How To Choose Great Monologues for Kids

Knowing how to choose great monologues for kids can tip the scales in your direction with talent agents and casting directors alike!  Whether you’re looking for yourself or your child, if you choose great monologues for kids and teens, you give them an extra advantage.  A great monologue is like an ideal frame, and it helps define and show off the talent within.  Check out this video acting lesson from veteran actor and acting coach at 3-2-1- Acting school for kids and teens in Los Angeles, and help your child actor get ahead!

Using these basic criteria, you can find great monologues that will help you practice acting and prepare for auditions and industry professionals alike.  In addition to helping you show off who you are and what you do best, look for monologues that are interesting to you.  Writers use monologues often to introduce characters or deliver information or “exposition.”  Some of the best monologues occur at moments of change.  These are the monologues that tend to be more “active,” when one character reveals something to another character with a clear purpose or specific obstacle and action at its heart.  If a monologue is not interesting to you when you read it through, feel free to keep looking.  When the words grab you, you’re already half way to finding (and bringing out) the best of yourself and your performance.

Whenever you select new material, it’s always a good idea to try it out.  Practice, of course, and perform for family, friends, an acting coach or an acting class for kids or teens, or your peers.  Even when the material is new, before you’re entirely “comfortable,” take your monologue on a test drive with at least some audience.  Better yet, try it out in an on-camera acting class!  You’ll get the benefit of seeing how and where the audience responds to the material and to you.  And afterward, you can review the recording, be an audience for yourself, to see where and how you’re bringing out your best.  Trust your taste and your interests, and keep your confidence high (and any nerves at bay) with practice.

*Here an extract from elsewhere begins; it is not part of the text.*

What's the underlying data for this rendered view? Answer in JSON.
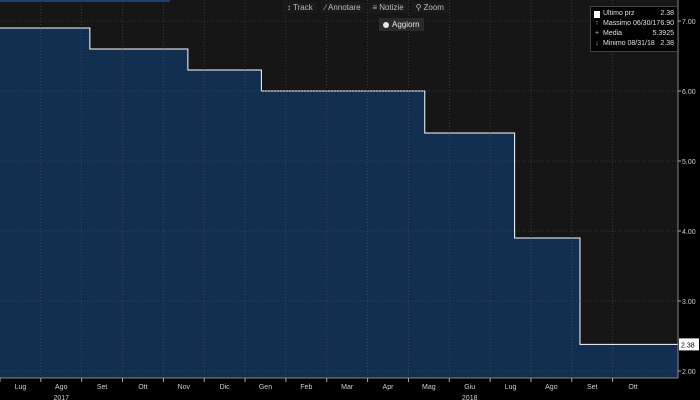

Now you’re ready to look for your one-minute audition pieces.  Check out books, plays, screenplays, or online.  Here are some online resources to help you get started:

www.freedramaplays.blogspot.com

www.freedrama.net/small1k.html

www.ace-your-audition.com/free-monologues.html

www.monologues4kids.com/comedy-monologues-for-kids

 

CTA-Trail-Class-2

 

VIDEO TRANSCRIPT:

Hi, this is John Walcutt from 3-2-1- Acting Studios. Today we’re talking about how to choose practice pieces or audition pieces for yourself.

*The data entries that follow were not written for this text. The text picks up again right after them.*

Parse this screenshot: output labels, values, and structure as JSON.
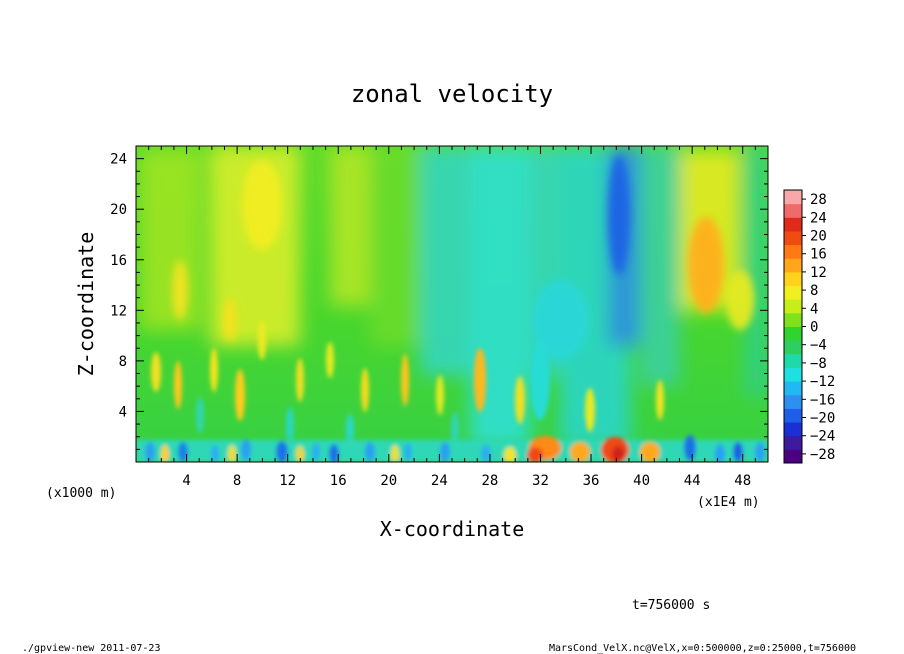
{
  "chart_data": {
    "type": "heatmap",
    "title": "zonal velocity",
    "xlabel": "X-coordinate",
    "ylabel": "Z-coordinate",
    "x_unit_label": "(x1E4 m)",
    "y_unit_label": "(x1000 m)",
    "xlim": [
      0,
      50
    ],
    "ylim": [
      0,
      25
    ],
    "x_ticks": [
      "4",
      "8",
      "12",
      "16",
      "20",
      "24",
      "28",
      "32",
      "36",
      "40",
      "44",
      "48"
    ],
    "y_ticks": [
      "4",
      "8",
      "12",
      "16",
      "20",
      "24"
    ],
    "colorbar": {
      "labels": [
        "28",
        "24",
        "20",
        "16",
        "12",
        "8",
        "4",
        "0",
        "−4",
        "−8",
        "−12",
        "−16",
        "−20",
        "−24",
        "−28"
      ],
      "range": [
        -30,
        30
      ],
      "colors": [
        "#4b0082",
        "#3d1a9e",
        "#1a2fd6",
        "#1f5fe8",
        "#2d8ff0",
        "#22b8f2",
        "#1ee0e0",
        "#20d9a8",
        "#2ccf60",
        "#2fd42f",
        "#7fe01c",
        "#c8ee1a",
        "#f0f020",
        "#ffd21e",
        "#ffa61a",
        "#ff7a14",
        "#f04c12",
        "#e02a1a",
        "#f06a6a",
        "#f8a8a8"
      ]
    },
    "annotation": "t=756000 s"
  },
  "footer": {
    "left": "./gpview-new   2011-07-23",
    "right": "MarsCond_VelX.nc@VelX,x=0:500000,z=0:25000,t=756000"
  }
}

[Title Card: How to Choose Audition Scripts]

So, when you’re looking for an audition piece, or a piece to practice, or if you’re a parent looking for something for your child, a couple of things to think about as you wrap your mind around this are, number one, the length. Make sure it’s about a minute long. Number two, try to make sure it’s active. Someone pursuing an objective, trying to get something from someone else. Number three, try to make something, try to choose something that’s self-contained. Don’t wait for lines that aren’t said off camera or have somebody else feed lines to you. Rewrite the monologue so that you’re interrupting them or you’re sort of stopping them, so it’s your performance, you’re not kind of hung out, waiting for something imaginary to happen. That’s a very difficult thing to pull off. That’s the beginning of the idea.

[Title Card: Sample Monologue 1: Sanai Victoria]

It’s really a swell locket, Mr. Warbucks. But if it’s all the same to you, I’ll keep my old locket. Mr. Warbucks, when my folks left me at the orphanage years ago, they left a note saying that they’d come back to get me when they could. They kept the other half of this old locket so that I’d know them when they came. I’m gonna find them one day, Mr. Warbucks. I’m gonna have a regular mother and father, like a regular kid. I am. I don’t mean to hurt your feelings.   You’ve been nicer to me than anybody in the whole wide world. But I’ve been dreaming of my folks for as long as I can remember. I just gotta find them. I do.

[Title Card: Sample Monologue 2: Oliver Houseknecht]

My mother’s ambition in life is to embarrass me.   No, really. She told me that. Yesterday, she came to school in a clown costume and invited people to my birthday party. Last week, she took my baby picture and passed it out to all the cheerleaders. And today, look at her! She’s dressed up like a frog dancing in front of the science lab to protest frog dissections. Okay, mom. You win. I’ll make my bed. I’ll wash the dishes. I’ll even put the toilet seat down. Anything, mom. Just please go home.

[Title Card: Your Best Scripts Fit Your Acting Types]

So as you look at these individual examples, they’re each chosen because that particular actor is good at something. Some people are really good at emotion. They’re just sensitive and available. Some people are funny. Some people are energetic and cute. So as you look for something to show someone in order to get them interested in your work, you want to choose something that suits you, that you do really well. These examples, each one is very particular to each of these actors and each of these young people, because that’s who they are as people.